Wapping or Edge Hill Tunnel in Liverpool, England, was designed by George Stephenson and was constructed between 1826 and 1829 to enable goods services to operate between Liverpool docks and Manchester, as part of the planned Liverpool and Manchester Railway. It was the first tunnel in the world to be bored under a city. The tunnel is 2,030 metres (1.26 mi) long, running downhill from the western end of the 262 metres (0.163 mi) long Cavendish cutting at Edge Hill in the east of the city, to Park Lane Goods Station near Wapping Dock. The Edge Hill portal is near the former Crown Street Station goods yard. The tunnel passes beneath the Merseyrail Northern Line tunnel approximately a quarter of a mile south of Liverpool Central underground station.
The original proposal for the railway out of Liverpool ran north along the docks, but this route proved very unpopular with local landowners. The new route required considerable engineering works in addition to the tunnel. The 1 in 48 gradient was much too steep for the steam locomotives of the day. A stationary steam engine was installed at the Cavendish cutting at Edge Hill in a short tunnel bored into the rock face on the side of the cutting, near a Moorish Arch that spanned the cutting. Goods wagons were hauled by rope up from the Park Lane goods station at the south end docks. The goods wagons were hitched to locomotives at the Edge Hill junction for the continuing journey to all location from Liverpool to Manchester. The tunnel opened in 1830 closing on 15 May 1972.
The dockside portal to the tunnel is clearly visible on Kings Dock Street. This was the middle of three short exit tunnels at the western end, which met in a short open ventilation cutting between Park Lane and Upper Frederick Street. The quoted length of 2030m includes both the main tunnel and the short exit tunnel.
The Edge Hill entrance is still open to the atmosphere, however not accessible to the public. The portal is the central of three tunnels at the western end of the Cavendish cutting. The right hand tunnel is the original 1829 tunnel into Crown Street Station. The left hand tunnel is the later 1846 tunnel into the Crown Street goods yard.

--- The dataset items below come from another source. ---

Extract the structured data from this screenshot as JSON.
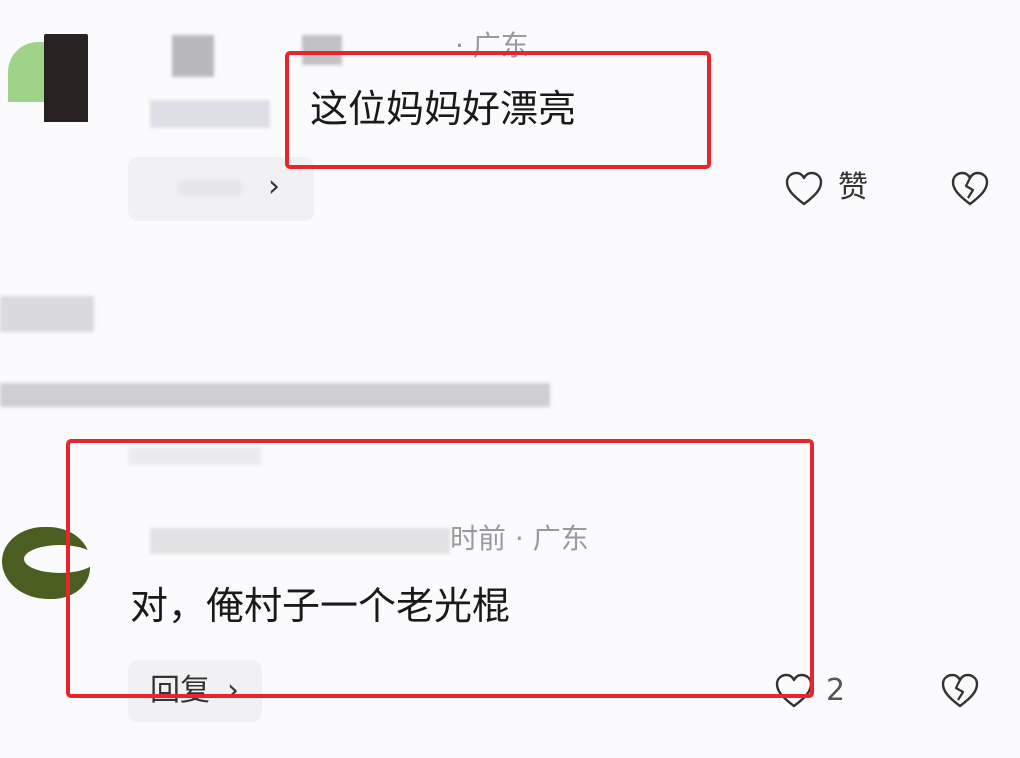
{
  "comment1": {
    "location": "· 广东",
    "text": "这位妈妈好漂亮",
    "like_label": "赞",
    "reply_arrow": "›",
    "icons": {
      "like": "heart-icon",
      "dislike": "broken-heart-icon"
    }
  },
  "comment2": {
    "meta": "时前 · 广东",
    "text": "对，俺村子一个老光棍",
    "reply_label": "回复",
    "reply_arrow": "›",
    "like_count": "2",
    "icons": {
      "like": "heart-icon",
      "dislike": "broken-heart-icon"
    }
  },
  "colors": {
    "highlight": "#e7262b",
    "background": "#fbfbfd",
    "meta_text": "#9a9a9c"
  }
}
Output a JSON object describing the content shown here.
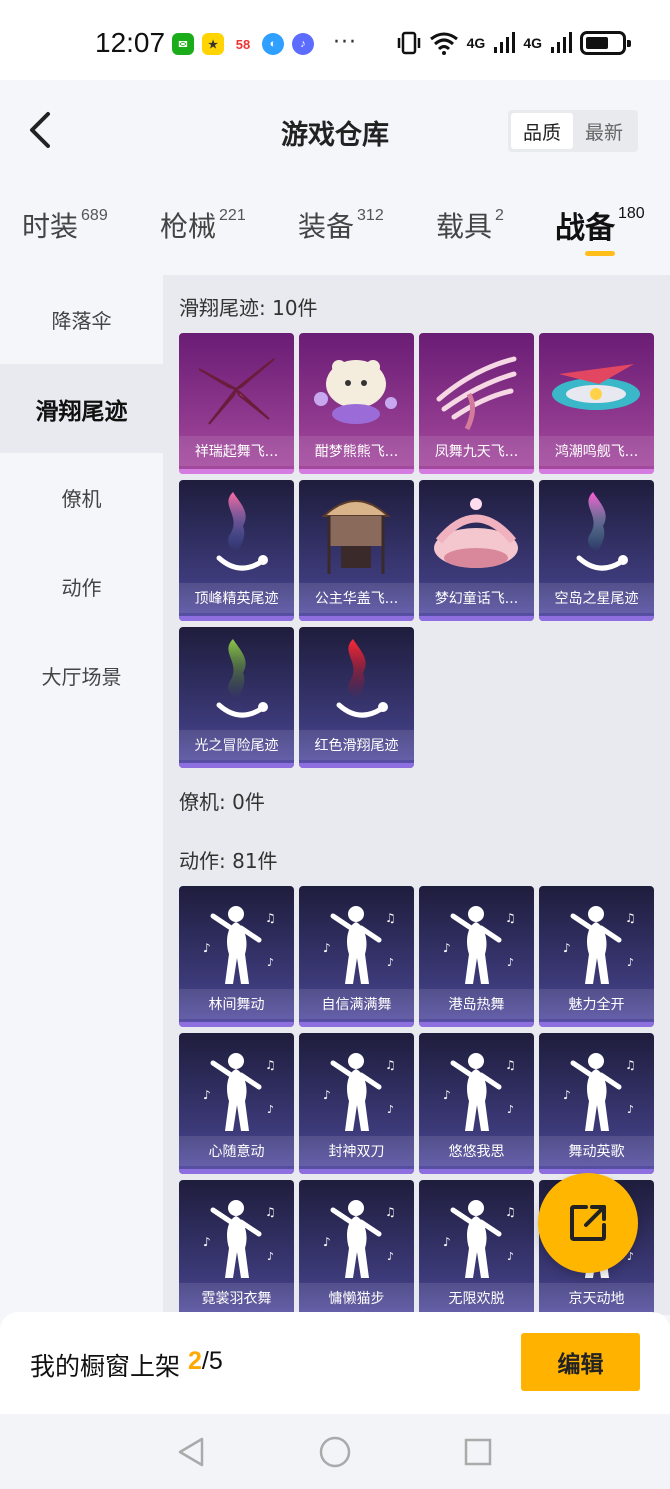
{
  "status_bar": {
    "time": "12:07",
    "more": "···",
    "network_1": "4G",
    "network_2": "4G"
  },
  "header": {
    "title": "游戏仓库",
    "sort_options": [
      "品质",
      "最新"
    ],
    "active_sort": "品质"
  },
  "tabs": [
    {
      "label": "时装",
      "count": "689"
    },
    {
      "label": "枪械",
      "count": "221"
    },
    {
      "label": "装备",
      "count": "312"
    },
    {
      "label": "载具",
      "count": "2"
    },
    {
      "label": "战备",
      "count": "180"
    }
  ],
  "active_tab": "战备",
  "sidebar": {
    "items": [
      "降落伞",
      "滑翔尾迹",
      "僚机",
      "动作",
      "大厅场景"
    ],
    "active": "滑翔尾迹"
  },
  "sections": [
    {
      "title": "滑翔尾迹: 10件",
      "items": [
        {
          "name": "祥瑞起舞飞...",
          "rarity": "purple",
          "icon": "pink-wings-icon"
        },
        {
          "name": "酣梦熊熊飞...",
          "rarity": "purple",
          "icon": "bear-glider-icon"
        },
        {
          "name": "凤舞九天飞...",
          "rarity": "purple",
          "icon": "phoenix-wing-icon"
        },
        {
          "name": "鸿潮鸣舰飞...",
          "rarity": "purple",
          "icon": "starship-icon"
        },
        {
          "name": "顶峰精英尾迹",
          "rarity": "blue",
          "icon": "rainbow-smoke-icon"
        },
        {
          "name": "公主华盖飞...",
          "rarity": "blue",
          "icon": "canopy-glider-icon"
        },
        {
          "name": "梦幻童话飞...",
          "rarity": "blue",
          "icon": "fairytale-bed-icon"
        },
        {
          "name": "空岛之星尾迹",
          "rarity": "blue",
          "icon": "prism-smoke-icon"
        },
        {
          "name": "光之冒险尾迹",
          "rarity": "blue",
          "icon": "green-smoke-icon"
        },
        {
          "name": "红色滑翔尾迹",
          "rarity": "blue",
          "icon": "red-smoke-icon"
        }
      ]
    },
    {
      "title": "僚机: 0件",
      "items": []
    },
    {
      "title": "动作: 81件",
      "items": [
        {
          "name": "林间舞动",
          "rarity": "blue",
          "icon": "dance-pose-icon"
        },
        {
          "name": "自信满满舞",
          "rarity": "blue",
          "icon": "dance-pose-icon"
        },
        {
          "name": "港岛热舞",
          "rarity": "blue",
          "icon": "dance-pose-icon"
        },
        {
          "name": "魅力全开",
          "rarity": "blue",
          "icon": "dance-pose-icon"
        },
        {
          "name": "心随意动",
          "rarity": "blue",
          "icon": "dance-pose-icon"
        },
        {
          "name": "封神双刀",
          "rarity": "blue",
          "icon": "dance-pose-icon"
        },
        {
          "name": "悠悠我思",
          "rarity": "blue",
          "icon": "dance-pose-icon"
        },
        {
          "name": "舞动英歌",
          "rarity": "blue",
          "icon": "dance-pose-icon"
        },
        {
          "name": "霓裳羽衣舞",
          "rarity": "blue",
          "icon": "dance-pose-icon"
        },
        {
          "name": "慵懒猫步",
          "rarity": "blue",
          "icon": "dance-pose-icon"
        },
        {
          "name": "无限欢脱",
          "rarity": "blue",
          "icon": "dance-pose-icon"
        },
        {
          "name": "京天动地",
          "rarity": "blue",
          "icon": "dance-pose-icon"
        }
      ]
    }
  ],
  "bottom_bar": {
    "showcase_label": "我的橱窗上架",
    "showcase_current": "2",
    "showcase_total": "/5",
    "edit_label": "编辑"
  },
  "colors": {
    "accent": "#ffb300",
    "purple_card": "#8a3a8e",
    "blue_card": "#3d3a7a"
  }
}
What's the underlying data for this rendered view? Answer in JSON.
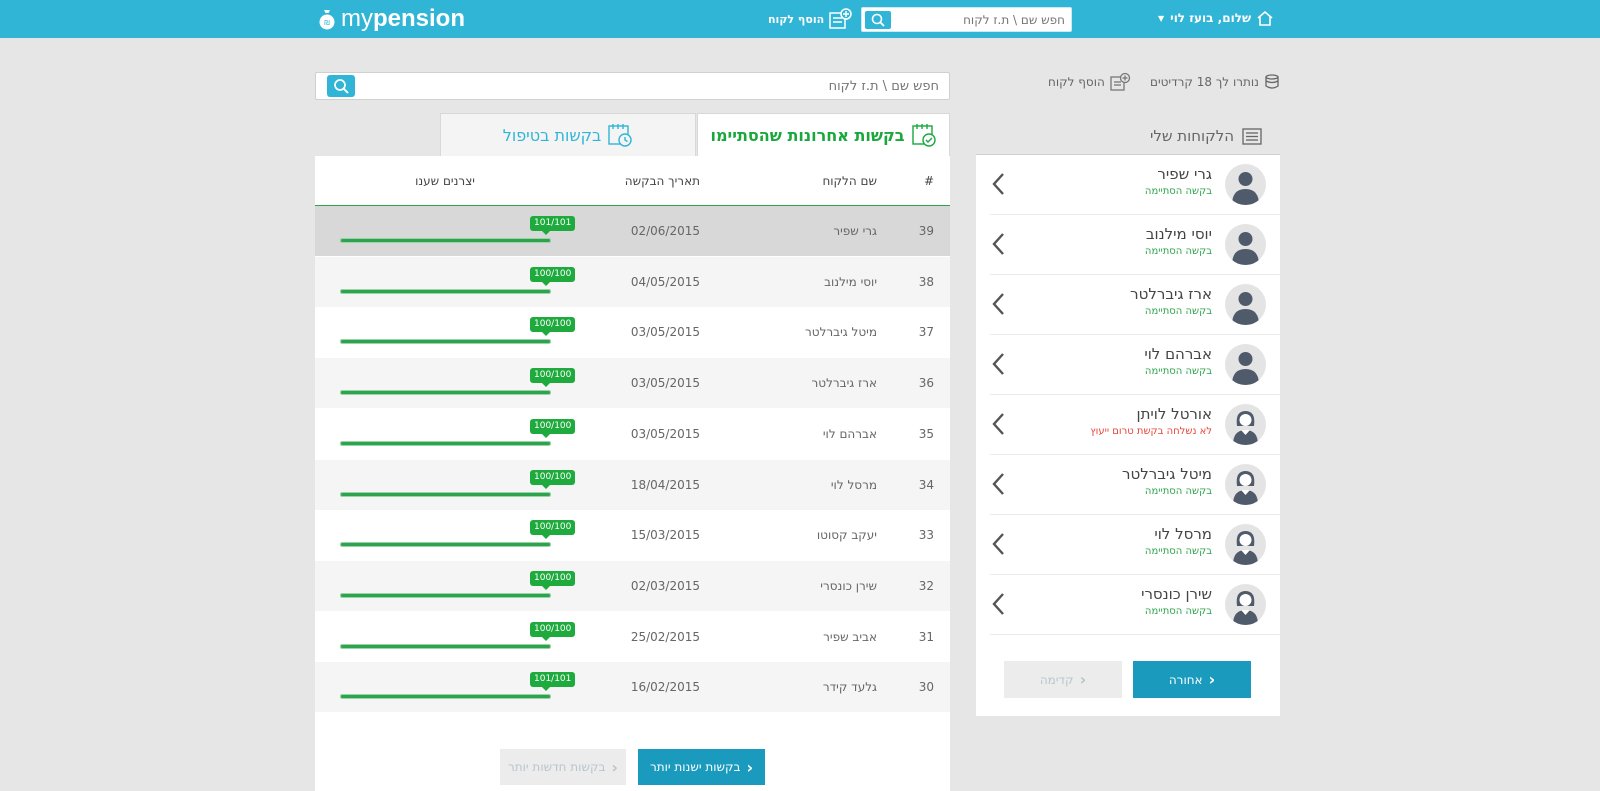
{
  "brand": {
    "logo_prefix": "my",
    "logo_suffix": "pension",
    "accent": "#31b5d6",
    "success": "#2ea34d",
    "warning": "#e8453c"
  },
  "header": {
    "add_client_label": "הוסף לקוח",
    "search_placeholder": "חפש שם \\ ת.ז לקוח",
    "greeting": "שלום, בועז לוי",
    "icons": [
      "add-client-icon",
      "search-icon",
      "home-icon",
      "dropdown-arrow-icon"
    ]
  },
  "main": {
    "search_placeholder": "חפש שם \\ ת.ז לקוח",
    "tabs": [
      {
        "label": "בקשות אחרונות שהסתיימו",
        "active": true,
        "icon": "calendar-check-icon"
      },
      {
        "label": "בקשות בטיפול",
        "active": false,
        "icon": "calendar-clock-icon"
      }
    ],
    "columns": {
      "num": "#",
      "name": "שם הלקוח",
      "date": "תאריך הבקשה",
      "manufacturers": "יצרנים שענו"
    },
    "rows": [
      {
        "num": "39",
        "name": "גרי שפיר",
        "date": "02/06/2015",
        "progress": "101/101",
        "fraction": 1.0
      },
      {
        "num": "38",
        "name": "יוסי מילנוב",
        "date": "04/05/2015",
        "progress": "100/100",
        "fraction": 1.0
      },
      {
        "num": "37",
        "name": "מיטל גיברלטר",
        "date": "03/05/2015",
        "progress": "100/100",
        "fraction": 1.0
      },
      {
        "num": "36",
        "name": "ארז גיברלטר",
        "date": "03/05/2015",
        "progress": "100/100",
        "fraction": 1.0
      },
      {
        "num": "35",
        "name": "אברהם לוי",
        "date": "03/05/2015",
        "progress": "100/100",
        "fraction": 1.0
      },
      {
        "num": "34",
        "name": "מרסל לוי",
        "date": "18/04/2015",
        "progress": "100/100",
        "fraction": 1.0
      },
      {
        "num": "33",
        "name": "יעקב קסוטו",
        "date": "15/03/2015",
        "progress": "100/100",
        "fraction": 1.0
      },
      {
        "num": "32",
        "name": "שירן כונסרי",
        "date": "02/03/2015",
        "progress": "100/100",
        "fraction": 1.0
      },
      {
        "num": "31",
        "name": "אביב שפיר",
        "date": "25/02/2015",
        "progress": "100/100",
        "fraction": 1.0
      },
      {
        "num": "30",
        "name": "גלעד קידר",
        "date": "16/02/2015",
        "progress": "101/101",
        "fraction": 1.0
      }
    ],
    "older_label": "בקשות ישנות יותר",
    "newer_label": "בקשות חדשות יותר"
  },
  "sidebar": {
    "credits_label": "נותרו לך 18 קרדיטים",
    "add_client_label": "הוסף לקוח",
    "title": "הלקוחות שלי",
    "clients": [
      {
        "name": "גרי שפיר",
        "status": "בקשה הסתיימה",
        "gender": "male",
        "warn": false
      },
      {
        "name": "יוסי מילנוב",
        "status": "בקשה הסתיימה",
        "gender": "male",
        "warn": false
      },
      {
        "name": "ארז גיברלטר",
        "status": "בקשה הסתיימה",
        "gender": "male",
        "warn": false
      },
      {
        "name": "אברהם לוי",
        "status": "בקשה הסתיימה",
        "gender": "male",
        "warn": false
      },
      {
        "name": "אורטל לויתן",
        "status": "לא נשלחה בקשת טרום ייעוץ",
        "gender": "female",
        "warn": true
      },
      {
        "name": "מיטל גיברלטר",
        "status": "בקשה הסתיימה",
        "gender": "female",
        "warn": false
      },
      {
        "name": "מרסל לוי",
        "status": "בקשה הסתיימה",
        "gender": "female",
        "warn": false
      },
      {
        "name": "שירן כונסרי",
        "status": "בקשה הסתיימה",
        "gender": "female",
        "warn": false
      }
    ],
    "next_label": "אחורה",
    "prev_label": "קדימה"
  }
}
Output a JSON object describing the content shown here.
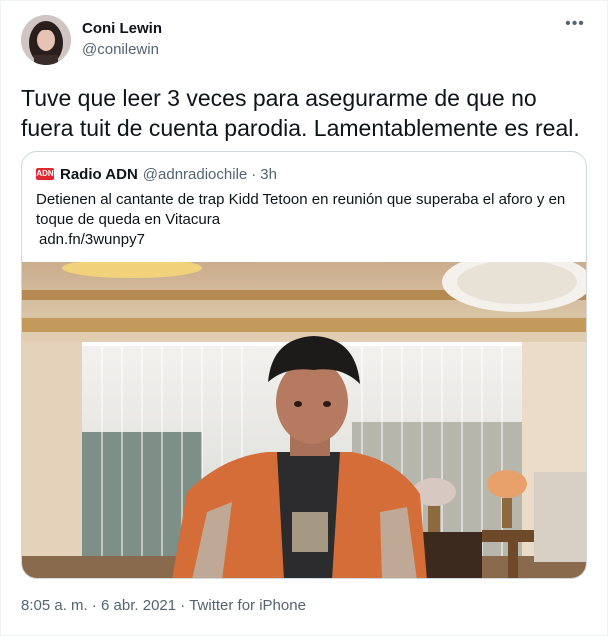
{
  "author": {
    "display_name": "Coni Lewin",
    "handle": "@conilewin"
  },
  "tweet": {
    "text": "Tuve que leer 3 veces para asegurarme de que no fuera tuit de cuenta parodia. Lamentablemente es real."
  },
  "quoted": {
    "logo_text": "ADN",
    "display_name": "Radio ADN",
    "handle": "@adnradiochile",
    "separator": "·",
    "time": "3h",
    "text": "Detienen al cantante de trap Kidd Tetoon en reunión que superaba el aforo y en toque de queda en Vitacura",
    "link": "adn.fn/3wunpy7"
  },
  "metadata": {
    "time": "8:05 a. m.",
    "separator_1": " · ",
    "date": "6 abr. 2021",
    "separator_2": " · ",
    "source": "Twitter for iPhone"
  },
  "icons": {
    "more": "more-horizontal-icon",
    "logo": "radio-adn-logo"
  },
  "colors": {
    "text_primary": "#0f1419",
    "text_secondary": "#536471",
    "border": "#cfd9de",
    "adn_red": "#e0262e"
  }
}
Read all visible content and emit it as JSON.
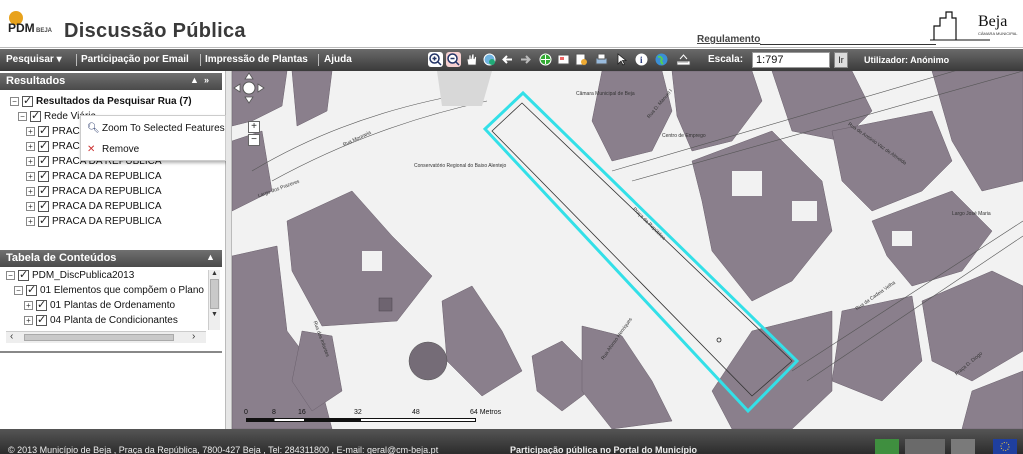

This tunnel currently has tracks, for use as a headshunt and locomotive run-round for goods trains. However, artwork from before the third tunnel was constructed shows that a portal was already present from the outset - this was purely for architectural symmetry and is, in fact, a store room.
Other visible evidence of the tunnel still exists, in the form of three imposing red-brick ventilation towers. One is on the landscaped park between Crown Street and Smithdown Lane, one on Blackburne Place (illustration), and one close to Grenville Street South. There were at least two others that were later demolished, one adjacent to Great George Street, and one by Myrtle Street.
In the 1970s, during planning work for the Merseyrail underground in Liverpool city centre, there were two proposals to use parts of the Wapping Tunnel or Waterloo Tunnel (Victoria Tunnel) to connect Liverpool Central and Edge Hill junction. During the construction of the Merseyrail network in the 1970s a part of the tunnel south out of Central Station impinged on the tunnel's roof reducing the height. This would require lowering the floor of the tunnel at this point to allow trains to pass.
In May 2007 it was reported that Merseytravel Chief Executive Neil Scales had prepared a report outlining the possibilities for reuse of the tunnel. The latest refresh of Mersytravel's Long Term Strategy references a "Wapping Tunnel Scheme" in Network Rail's CP7 period. Merseytravel hope to re-use the tunnel to create new underground connections into burrowing junctions south of Liverpool Central on the Northern Line to allow trains to run between Central and Edge Hill and beyond.
Merseytravel commissioned a feasibility study into the re-opening of the tunnel which was completed in May 2016. The study was focused on using the Wapping Tunnel to connect the Northern and City Lines together and the possible creation of a new station along the route to serve the city's Knowledge Quarter. The report found that the Wapping Tunnel was in good condition though suffered from flooding in places and would require some remedial work, but that the concept of re-opening the tunnel was viable.